Shedding new light on the bloated governmental security apparatus that’s weighing our democracy down, State of Silence offers the definitive history of America’s turn toward secrecy—and its staggering human costs.
PUBLISHERS WEEKLY
Historian Lebovic (A Righteous Smokescreen) charts in this probing study the evolving impact of the 1917 Espionage Act and its broad but vague proscription of communicating information related to national defense. Initially, the law was used to quash not just speech about military affairs but political dissent in military matters; it especially targeted left-wing opposition to American participation in WWI and advocacy of labor strikes that would affect wartime production. As free-speech rights were strengthened in later years, Lebovic notes, federal officials instead used the law to classify huge swaths of information and punish government employees who divulged it.
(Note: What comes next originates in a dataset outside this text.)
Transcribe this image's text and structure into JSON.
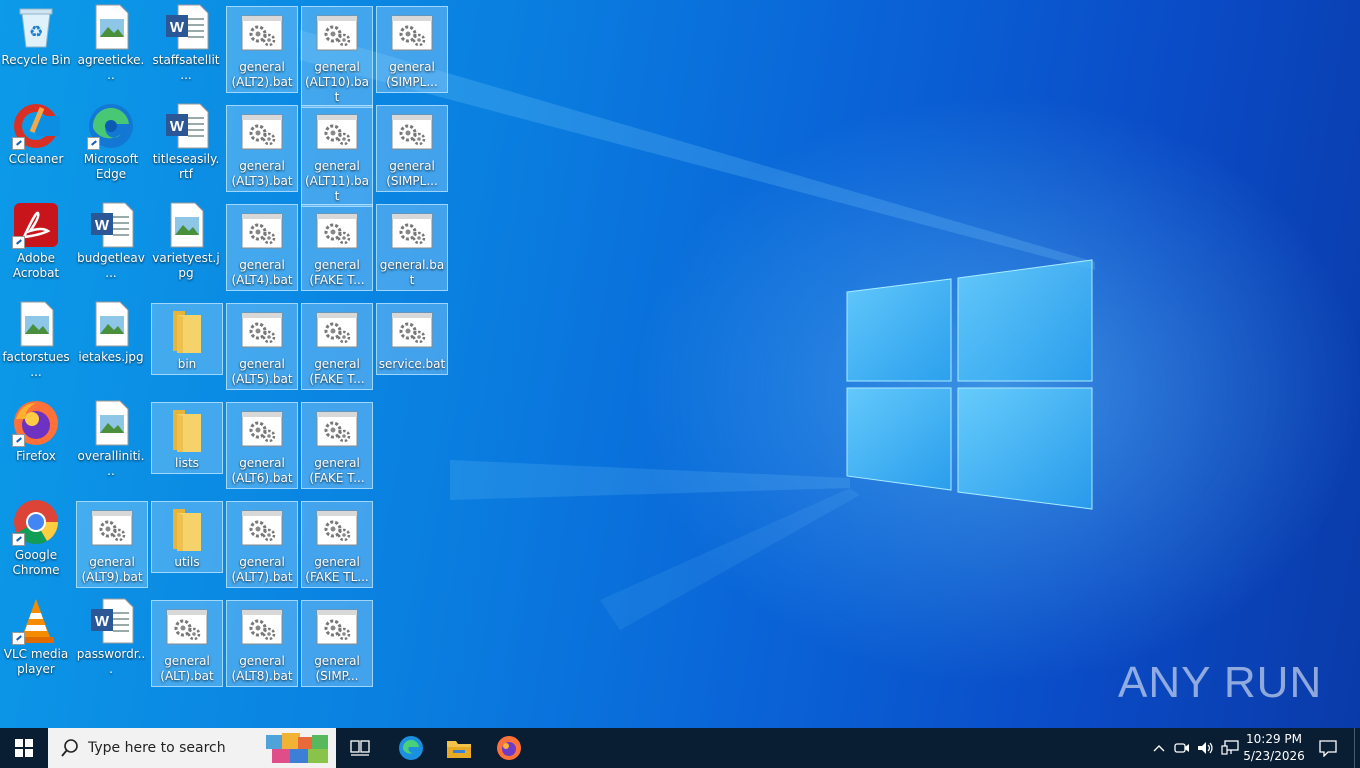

The result was absurd overclassification—at one point the amount of peanut butter eaten by soldiers was deemed a vital national secret—and the coverup of such scandals as the CIA's torture of terrorism suspects after 9/11. Lebovic's skeptical, clear-eyed analysis of America's secrecy policies untangles murky legal issues while spotlighting the human drama surrounding them. There are gripping recaps of landmark espionage and free-speech cases, including the prosecution of Julius and Ethel Rosenberg, the publication of the Pentagon Papers, Edward Snowden's whistleblowing about ubiquitous NSA spying on telecommunications, and Donald Trump's spiriting of classified documents to Mar-a-Lago. The result is a riveting account of the rise of the national security state and its ongoing distortion of American politics.